Final thoughts: Alice's Tea Cup makes for a golden afternoon. If you can't make it to NYC this very instant, you can at least buy their cookbook, Alice's Tea Cup: Delectable Recipes for Scones, Cakes, Sandwiches, and More from New York's Most Whimsical Tea Spot.

Alice's Tea Cup, 102 west 73rd Street; online here.

Get Sconed: A Delightfully Carbohydratey Treat from Heavenly Pastry and Cake, Seattle

Scones are, in general, not to be trusted.

Oh, they look great in the bakery case, in all of their buttery, carbohydratey glory, often prettily glistening with various glazes or topped with fat granules of sugar.

But in general I tend to agree with America's Test Kitchen when it comes to the flavor reality: as they put it, "scones served in a typical coffeehouse are so dry and leaden that they seem like a ploy to get people to buy more coffee to wash them down."

But when I recently encountered the jam-filled variety at the Heavenly Pastry & Cake booth at the Capitol Hill Farmer's Market, I had a glimmer of hope. For one thing, it looked more biscuit-y than many American bakery varieties--it seemed more like a British scone (or at least a cousin to my favorite Grand Central Baking treat, the Jammer).

Happily, these scones tasted just as good as they looked: the texture was somewhere between cakey and biscuity, yielding but not  falling into the crumbly or spongy pitfalls that often plague lesser scones. The raspberry filling offered a nice texture and taste contrast to the butteriness of the main event, and almost (but not quite) made them taste healthy. 

Heavenly Pastry & Cake says on their menu of their scones that "we give these humble pastries the respect, and flavor, you deserve"--and after having tasted, I tend to agree.

P.S. Though they're not sweet, the pretzels ought not be missed, either.

Heavenly Pastry & Cake, retail storefront coming soon in West Seattle; they can also be found at several area Farmer's Markets. For more information, visit heavenlypastry.com.

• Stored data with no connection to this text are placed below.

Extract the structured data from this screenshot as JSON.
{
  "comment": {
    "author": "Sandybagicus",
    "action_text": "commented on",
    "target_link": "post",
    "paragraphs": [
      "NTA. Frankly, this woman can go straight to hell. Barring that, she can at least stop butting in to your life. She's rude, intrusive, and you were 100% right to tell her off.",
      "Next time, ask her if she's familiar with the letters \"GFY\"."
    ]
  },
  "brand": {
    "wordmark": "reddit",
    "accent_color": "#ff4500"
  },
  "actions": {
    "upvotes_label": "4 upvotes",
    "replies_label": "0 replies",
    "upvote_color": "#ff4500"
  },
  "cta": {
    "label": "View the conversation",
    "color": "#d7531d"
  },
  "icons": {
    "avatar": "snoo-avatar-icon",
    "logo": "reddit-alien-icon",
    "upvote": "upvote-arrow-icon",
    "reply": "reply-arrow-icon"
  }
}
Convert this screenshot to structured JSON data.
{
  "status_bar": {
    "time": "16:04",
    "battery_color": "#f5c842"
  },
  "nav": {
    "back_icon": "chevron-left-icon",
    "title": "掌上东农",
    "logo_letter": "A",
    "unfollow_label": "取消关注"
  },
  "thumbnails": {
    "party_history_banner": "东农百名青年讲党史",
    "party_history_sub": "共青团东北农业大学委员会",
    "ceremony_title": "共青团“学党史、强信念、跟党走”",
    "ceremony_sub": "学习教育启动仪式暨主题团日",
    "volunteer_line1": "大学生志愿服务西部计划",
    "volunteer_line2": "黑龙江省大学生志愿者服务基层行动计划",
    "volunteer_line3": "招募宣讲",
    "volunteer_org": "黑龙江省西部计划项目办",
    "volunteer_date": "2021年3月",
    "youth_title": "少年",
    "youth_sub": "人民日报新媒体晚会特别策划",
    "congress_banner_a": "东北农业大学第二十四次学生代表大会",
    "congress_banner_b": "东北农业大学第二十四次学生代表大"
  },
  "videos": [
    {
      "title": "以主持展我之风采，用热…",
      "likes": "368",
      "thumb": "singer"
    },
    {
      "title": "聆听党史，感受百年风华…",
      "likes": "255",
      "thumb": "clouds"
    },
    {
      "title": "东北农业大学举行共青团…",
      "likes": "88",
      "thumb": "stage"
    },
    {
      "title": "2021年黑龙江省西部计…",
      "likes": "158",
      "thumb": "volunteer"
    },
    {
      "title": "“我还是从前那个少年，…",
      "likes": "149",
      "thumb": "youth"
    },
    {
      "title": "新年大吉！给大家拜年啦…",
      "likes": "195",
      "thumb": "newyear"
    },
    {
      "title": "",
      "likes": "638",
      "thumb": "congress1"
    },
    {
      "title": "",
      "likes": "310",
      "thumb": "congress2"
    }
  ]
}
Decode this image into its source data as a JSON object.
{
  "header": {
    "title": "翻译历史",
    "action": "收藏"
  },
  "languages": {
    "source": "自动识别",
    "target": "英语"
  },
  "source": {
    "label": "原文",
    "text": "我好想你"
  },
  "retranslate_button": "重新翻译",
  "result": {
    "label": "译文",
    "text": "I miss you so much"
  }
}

Napoleon of the Stumptown: Portland Coffee Takes Seattle

Stumptown Coffee has opened in Seattle, and it's caused quite a stir in the
city. To some, it's seen as an invasion in an already saturated boutique coffee market: are Caffé Vita, Espresso Vivace, Caffe Ladro and Uptown Espresso really not sufficient? And yet at the same time, there are the coffee enthusiasts who are flocking to the newly-opened Capitol Hill location.

But Cakespy is here to report on something much more important than coffee alone: what's going on in their pastry case?

Well. We're happy to say that Stumptown has embraced their new hometown by stocking their pastry case with lovely carbohydratey treats from Seattle favorites Mighty-O Donuts and Macrina Bakery. Beautiful cake doughnuts, biscuits, dill scones with cream cheese--we have to say, they have a major leg up on nearby Caffé Vita's pastry case, which always looks a little sad.

Oh, and the coffee is pretty good too; their espresso was strong and smoky yet still remarkably smooth; in fact, our only complaint is that they serve their French press coffee from a pump-top dispenser (which, granted, might just be a personal thing).

Stumptown Coffee Roasters, 1115 12th Ave (near Madison St.); second Capitol Hill location opening soon at 1605 Boylston Ave. (at Pine St.); online stumptowncoffee.com.